Пер отнёсся к этому равнодушно, хотя равнодушие его отчасти было напускным. Временами на него находило чрезвычайно мрачное настроение. Не только бедность угнетала его и, прежде всего, работа в начальной школе, о чём он никогда никому не рассказывал, — дело обстояло гораздо хуже: он начал разочаровываться в своих собственных занятиях, вернее в тех перспективах, которые перед ним открывались. Когда лет пять тому назад он впервые приблизился к зданию политехнического института, его охватил почти благоговейный трепет. Ему виделся храм, величественная мастерская мысли, где под громовые раскаты куётся грядущее счастье и благоденствие человечества. А на самом деле он увидел позади ветхого епископского дома уродливое и невзрачное здание, внутри которого разместился лабиринт мрачных и тёмных комнатушек, пропахших табаком и салом, где за узкими, накрытыми бумагой столами, корпело несколько молодых людей, тогда как остальные, рассевшись по углам с длинными трубками, читали записи лекций либо тайком резались в карты. Своих будущих наставников он воображал пламенными глашатаями священного писания естественных наук, а встретил в аудиториях старых, высохших лекторов, вряд ли чем отличающихся от тех, с которыми он только что расстался в школе. Один из них, совершенная мумия, чей голос во время лекции то и дело прерывался, так что приходилось прочищать его хорошим глотком лекарства, преподавал своим ученикам теории времен Ганса Христиана Эрстеда. Другой, профессор Сандруп, читавший лекции по специальным инженерным дисциплинам, носил белый галстук и более походил на кандидата богословия или пастора. Он пользовался известностью как великий эрудит-теоретик, но был на редкость педантичен и в порыве педагогического рвения составил длинные, научно сформулированные описания даже таких простейших орудий, как топор и тачка, а от студентов своих требовал, чтобы на экзаменах они отбарабанивали эти формулировки слово в слово.

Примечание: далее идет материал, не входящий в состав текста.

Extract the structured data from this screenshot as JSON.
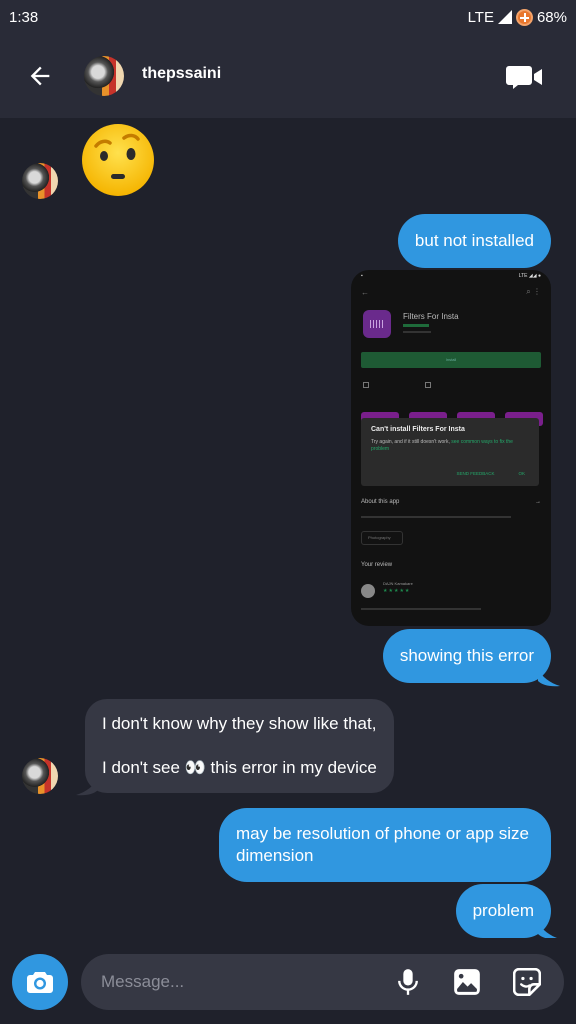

На каждом шагу Пер получал наглядные доказательства, что дельный инженер — это уже не тот гордый и вольный, тот сказочный герой, которого он себе выдумал, а просто обыкновенный чиновник, добросовестная счётная машина, ходячая таблица, приколотая к чертёжной доске. Большинство его однокашников — именно те, кого и учителя, и другие студенты считали самыми способными, — ни о чём больше не мечтали, кроме как о скромной государственной должности, которая позволит когда-нибудь со временем стать счастливым отцом семейства и зажить своим домом в маленьком особнячке с маленьким садиком, чтобы после сорока лет беспорочной службы удалиться на покой с маленькой пенсией и незначительным орденом или титулом советника юстиции.

Но такие перспективы не соблазняли Пера. Он считал, что не создан для будничной жизни и мещанского благополучия. Он чувствовал в своих жилах королевскую кровь и требовал по праву принадлежащего ему почётного места на пиршестве свободных и раскрепощённых.

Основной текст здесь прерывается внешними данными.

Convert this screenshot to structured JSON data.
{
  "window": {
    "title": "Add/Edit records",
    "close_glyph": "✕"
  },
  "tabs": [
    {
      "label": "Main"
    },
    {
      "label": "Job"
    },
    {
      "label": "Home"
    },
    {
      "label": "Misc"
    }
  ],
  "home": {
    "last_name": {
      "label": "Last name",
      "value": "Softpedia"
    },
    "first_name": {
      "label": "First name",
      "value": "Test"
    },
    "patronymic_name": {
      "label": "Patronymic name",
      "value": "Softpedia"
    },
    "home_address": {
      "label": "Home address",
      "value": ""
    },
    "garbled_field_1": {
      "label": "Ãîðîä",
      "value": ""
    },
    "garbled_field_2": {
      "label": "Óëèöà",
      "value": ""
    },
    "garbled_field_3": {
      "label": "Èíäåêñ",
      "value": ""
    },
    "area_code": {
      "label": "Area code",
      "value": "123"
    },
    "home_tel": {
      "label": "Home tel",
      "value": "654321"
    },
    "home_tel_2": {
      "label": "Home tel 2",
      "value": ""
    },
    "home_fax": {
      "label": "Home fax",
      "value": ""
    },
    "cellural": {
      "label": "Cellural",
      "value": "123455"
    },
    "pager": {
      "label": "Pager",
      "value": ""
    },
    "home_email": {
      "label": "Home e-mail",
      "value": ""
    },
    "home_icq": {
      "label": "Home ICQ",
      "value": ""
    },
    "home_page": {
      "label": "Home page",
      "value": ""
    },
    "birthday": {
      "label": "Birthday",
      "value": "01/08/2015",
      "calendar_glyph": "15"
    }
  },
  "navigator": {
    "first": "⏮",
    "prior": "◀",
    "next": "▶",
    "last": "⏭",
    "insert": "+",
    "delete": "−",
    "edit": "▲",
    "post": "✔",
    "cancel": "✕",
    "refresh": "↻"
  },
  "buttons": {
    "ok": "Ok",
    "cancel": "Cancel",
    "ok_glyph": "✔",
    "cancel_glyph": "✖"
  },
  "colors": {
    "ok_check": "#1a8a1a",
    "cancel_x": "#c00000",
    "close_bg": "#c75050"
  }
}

Недаром он заранее наметил те средства, которые должны помочь ему добиться желанной гордой независимости. Исправно посещая лекции, выполняя все задания и не пренебрегая теми унизительными мелкими приработками, которые давали ему верный кусок хлеба, Пер в то же время тайком работал над большим проектом регулировки уровня фьорда и системы гидросооружений, — проектом, идея которого возникла у него почти сразу по приезде в Копенгаген. Собственно, начало было положено гораздо раньше, давным-давно, в отроческие годы Пера, когда по всему городку шли разговоры о том, что надо возродить оскудевшее судоходство путём расчистки фьорда, выпрямления его береговой линии и перестройки всего порта. Пастор Сидениус весьма пренебрежительно отнёсся к этой затее и осуждал неуместное волнение горожан, но тогда разговоры так и остались разговорами. Однако именно в те дни Пер задумал стать человеком, который осуществит грандиозный план, благодаря чему в захудалый порт родного городка прихлынут свежие воды, вольётся золотой поток мировой торговли.

Мечта сделаться благодетелем города, который видел его унижение, с тех пор не покидала Пера. После неудачного рождественского визита она целиком завладела его помыслами. Она преследовала его, когда он оставался один, она стала навязчивой идеей, и в осуществлении её он с одержимостью истинно верующего видел и свою ближайшую цель, и назначение всей жизни.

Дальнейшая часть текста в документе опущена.